|Crane, Edward - POMONA COLLEGE|
|Bushek, David - HASKIN SHELLFISH RES.LAB|
|Burt, Iris - HASKIN SHELLFISH RES.LAB|
Submitted to: Applied and Environmental Microbiology
Publication Type: Peer Reviewed Journal
Publication Acceptance Date: March 23, 2008
Publication Date: June 1, 2008
Citation: Richards, G.P., Watson, M.A., Crane, E.J., Bushek, D., Burt, I. 2008. Shewanella and photobacterium in oysters and seawater from the delaware bay. Applied and Environmental Microbiology. 74(11):3323-3327. Interpretive Summary: As part of a two-year study of the bacterial flora of commercial oyster harvesting sites in the Delaware Bay, we identified Shewanella species in oysters and seawater. Shewanella are bacteria that are typically found in the marine environment and two species are known to cause disease in man. Shewanella algae and Shewanella putrefaciens cause blood- and tissue-associated infections including septicemia; soft tissue, bone, and ear infections; arthritis; abscesses; and death. We report, for the first time, the detection of S. algae, S. putrefaciens, and four other Shewanella species in oysters and seawater from the Delaware Bay. Recent reports link Shewanella illnesses with the consumption of raw fish, so their detection in the Delaware Bay signals another group of bacteria that may be transmitted through shellfish and other seafoods. Another potential disease-causing bacterium, Photobacterium damselae, was also identified at lower levels. In addition to seafood consumption, cuts and abrasions, swimming, and other recreational activities in the marine environment may increase the risk for Shewanella and Photobacterium infections. This study demonstrated the need for improved detection methods and for enhanced monitoring of Shewanella and Photobacterium levels in the Delaware Bay.

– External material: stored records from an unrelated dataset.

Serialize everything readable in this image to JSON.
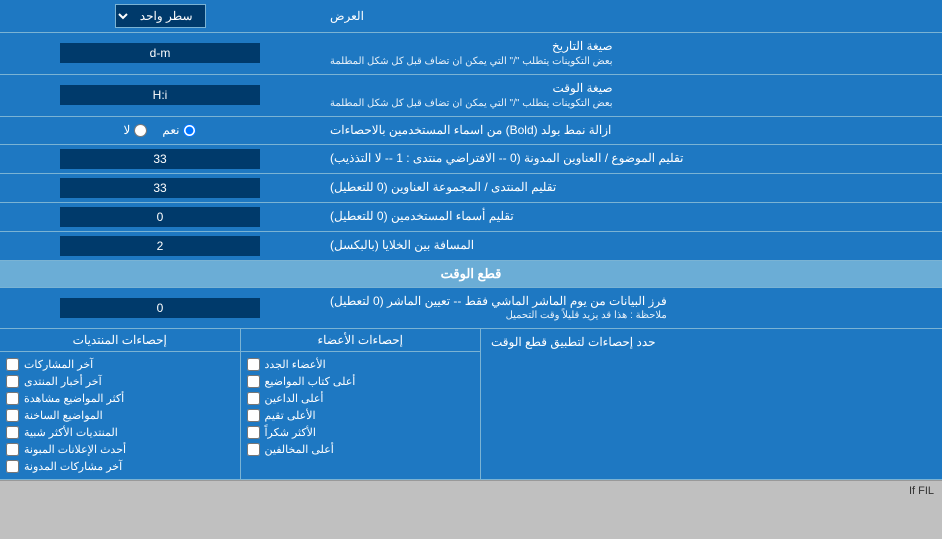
{
  "page": {
    "title": "العرض",
    "section_time_cut": "قطع الوقت",
    "rows": [
      {
        "id": "display_mode",
        "label": "العرض",
        "input_type": "select",
        "value": "سطر واحد"
      },
      {
        "id": "date_format",
        "label": "صيغة التاريخ",
        "sublabel": "بعض التكوينات يتطلب \"/\" التي يمكن ان تضاف قبل كل شكل المطلمة",
        "input_type": "text",
        "value": "d-m"
      },
      {
        "id": "time_format",
        "label": "صيغة الوقت",
        "sublabel": "بعض التكوينات يتطلب \"/\" التي يمكن ان تضاف قبل كل شكل المطلمة",
        "input_type": "text",
        "value": "H:i"
      },
      {
        "id": "bold_remove",
        "label": "ازالة نمط بولد (Bold) من اسماء المستخدمين بالاحصاءات",
        "input_type": "radio",
        "options": [
          "نعم",
          "لا"
        ],
        "selected": "نعم"
      },
      {
        "id": "topic_titles",
        "label": "تقليم الموضوع / العناوين المدونة (0 -- الافتراضي منتدى : 1 -- لا التذذيب)",
        "input_type": "text",
        "value": "33"
      },
      {
        "id": "forum_titles",
        "label": "تقليم المنتدى / المجموعة العناوين (0 للتعطيل)",
        "input_type": "text",
        "value": "33"
      },
      {
        "id": "user_names",
        "label": "تقليم أسماء المستخدمين (0 للتعطيل)",
        "input_type": "text",
        "value": "0"
      },
      {
        "id": "cell_spacing",
        "label": "المسافة بين الخلايا (بالبكسل)",
        "input_type": "text",
        "value": "2"
      }
    ],
    "time_cut_row": {
      "label": "فرز البيانات من يوم الماشر الماشي فقط -- تعيين الماشر (0 لتعطيل)",
      "sublabel": "ملاحظة : هذا قد يزيد قليلاً وقت التحميل",
      "value": "0"
    },
    "stats_limit_label": "حدد إحصاءات لتطبيق قطع الوقت",
    "checkbox_columns": [
      {
        "header": "إحصاءات الأعضاء",
        "items": [
          "الأعضاء الجدد",
          "أعلى كتاب المواضيع",
          "أعلى الداعين",
          "الأعلى تقيم",
          "الأكثر شكراً",
          "أعلى المخالفين"
        ]
      },
      {
        "header": "إحصاءات المنتديات",
        "items": [
          "آخر المشاركات",
          "آخر أخبار المنتدى",
          "أكثر المواضيع مشاهدة",
          "المواضيع الساخنة",
          "المنتديات الأكثر شبية",
          "أحدث الإعلانات المبونة",
          "آخر مشاركات المدونة"
        ]
      }
    ]
  }
}
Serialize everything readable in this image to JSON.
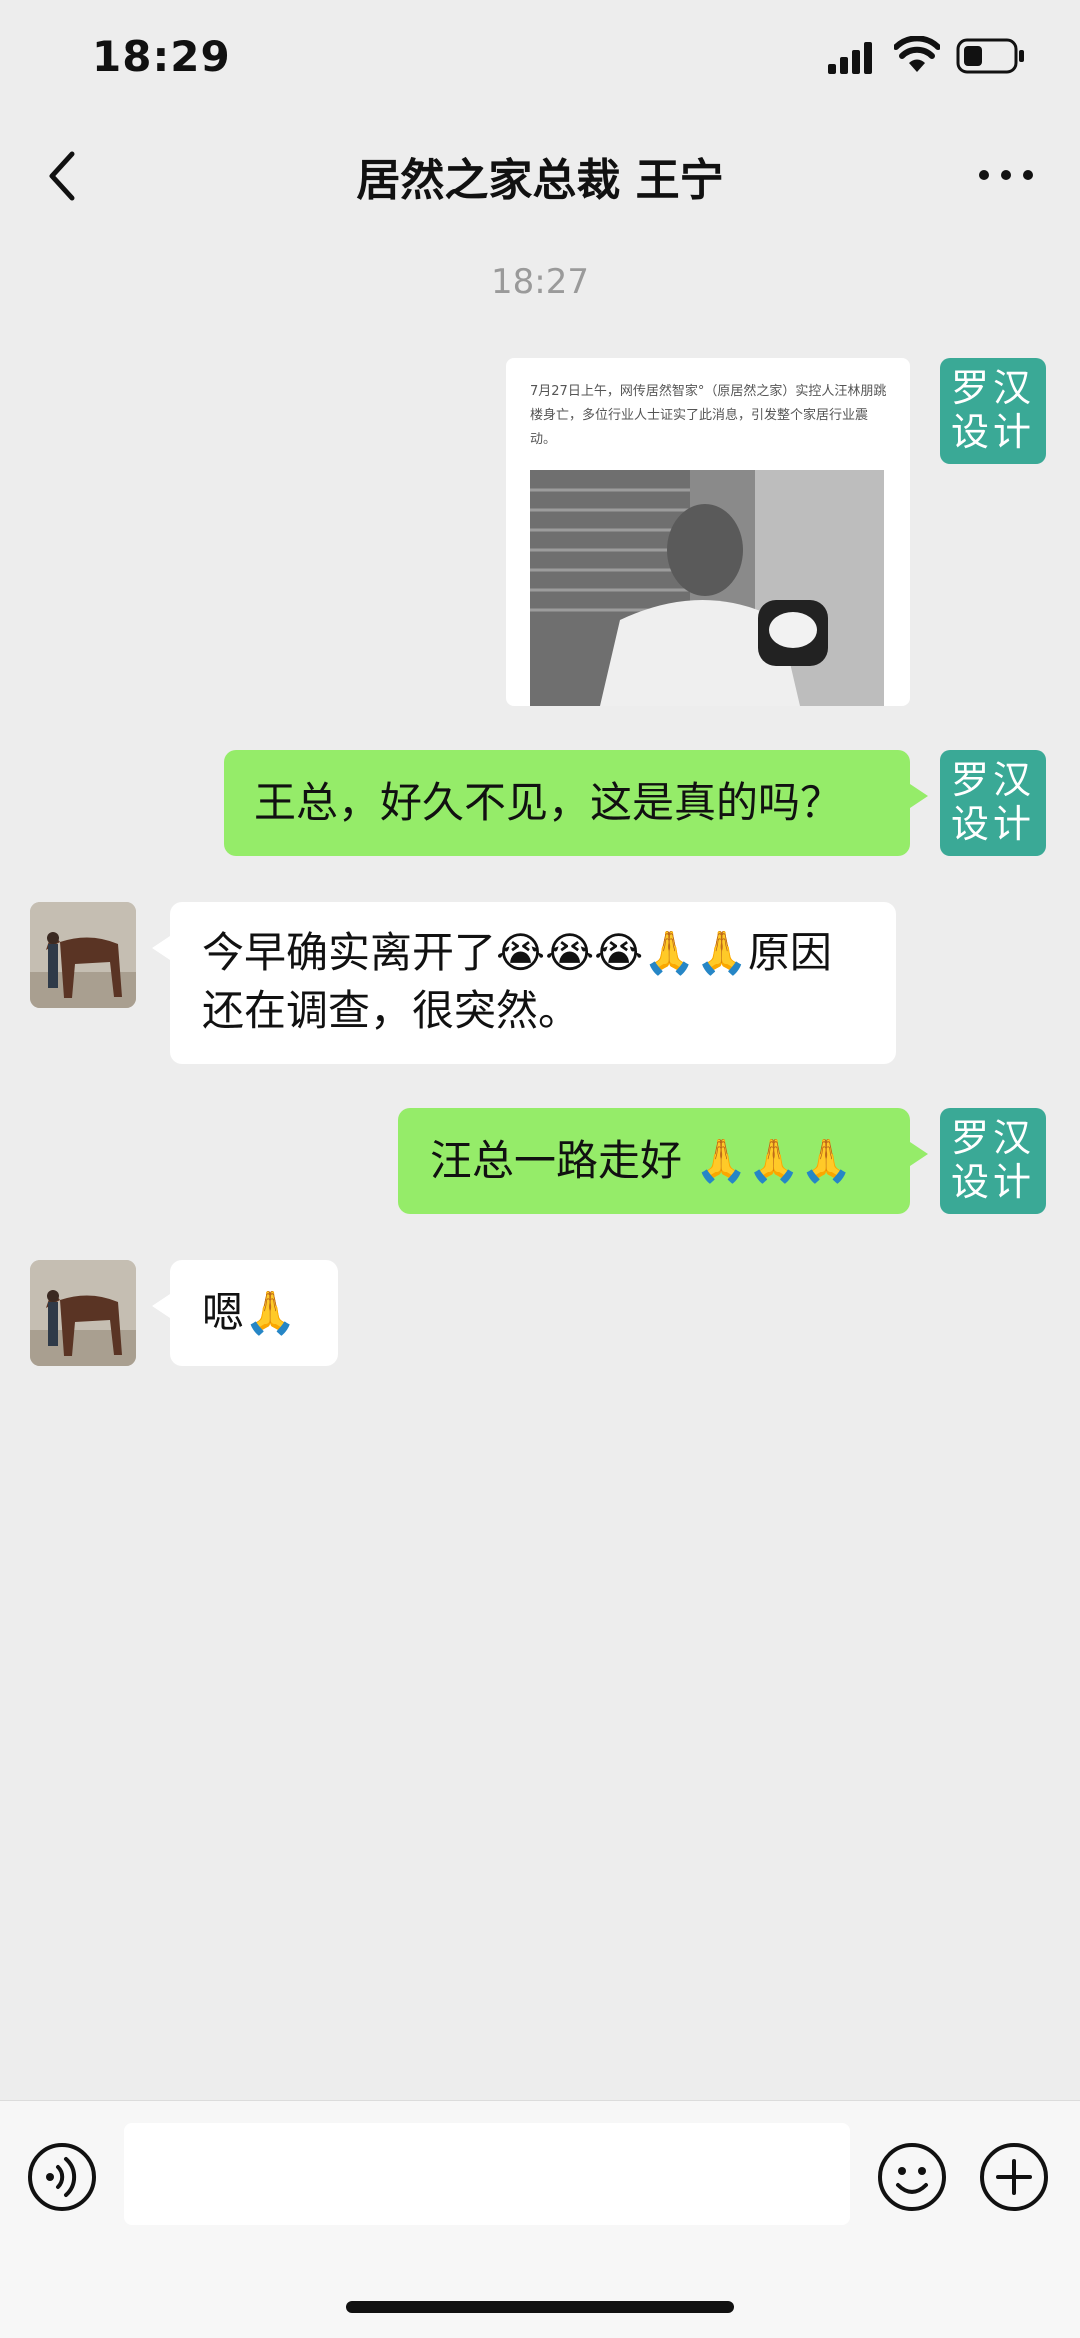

Technical Abstract: Shewanella algae, S. putrefaciens, and Photobacterium damselae subsp. damselae are indigenous marine bacteria and human pathogens causing cellulitis, necrotizing fasciitis, abscesses, septicemia, and death. Infections are rare and are most often associated with the immunocompromized host. A study was performed on the microbiological flora of oysters and seawater from commercial harvesting sites in the Delaware Bay, New Jersey. From 276 samples tested, 1,421 bacterial isolates were picked for biochemical identification and 170 (12.0%) of the isolates were presumptively identified as S. putrefaciens, 26 (1.8%) were presumptively identified as P. damselae subsp. damselae, and 665 (46.8%) could not be identified using the API 20E identification database. Sequencing of the 16S rRNA gene of 22 S. putrefaciens-like isolates identified them as S. abalonesis, S. algae, S. baltica, S. hafniensis, S. marisflavi, S. putrefaciens, Listonella anguillarum, and P. damselae. Beta-hemolysis was produced by S. algae and P. damselae, while S. baltica and L. anguillarum, species perceived as non-pathogenic, also exhibited beta-hemolysis and growth at 37 degree C. To our knowledge, this is the first time beta-hemolytic strains were reported in shellfish or seawater from the Delaware Bay. Pathogenic Shewanella and Photobacterium species could pose a health threat through the ingestion of contaminated seafoods, by cuts or abrasions acquired in the marine environment, or by swimming and other recreational activities. Improved methods for their detection are needed.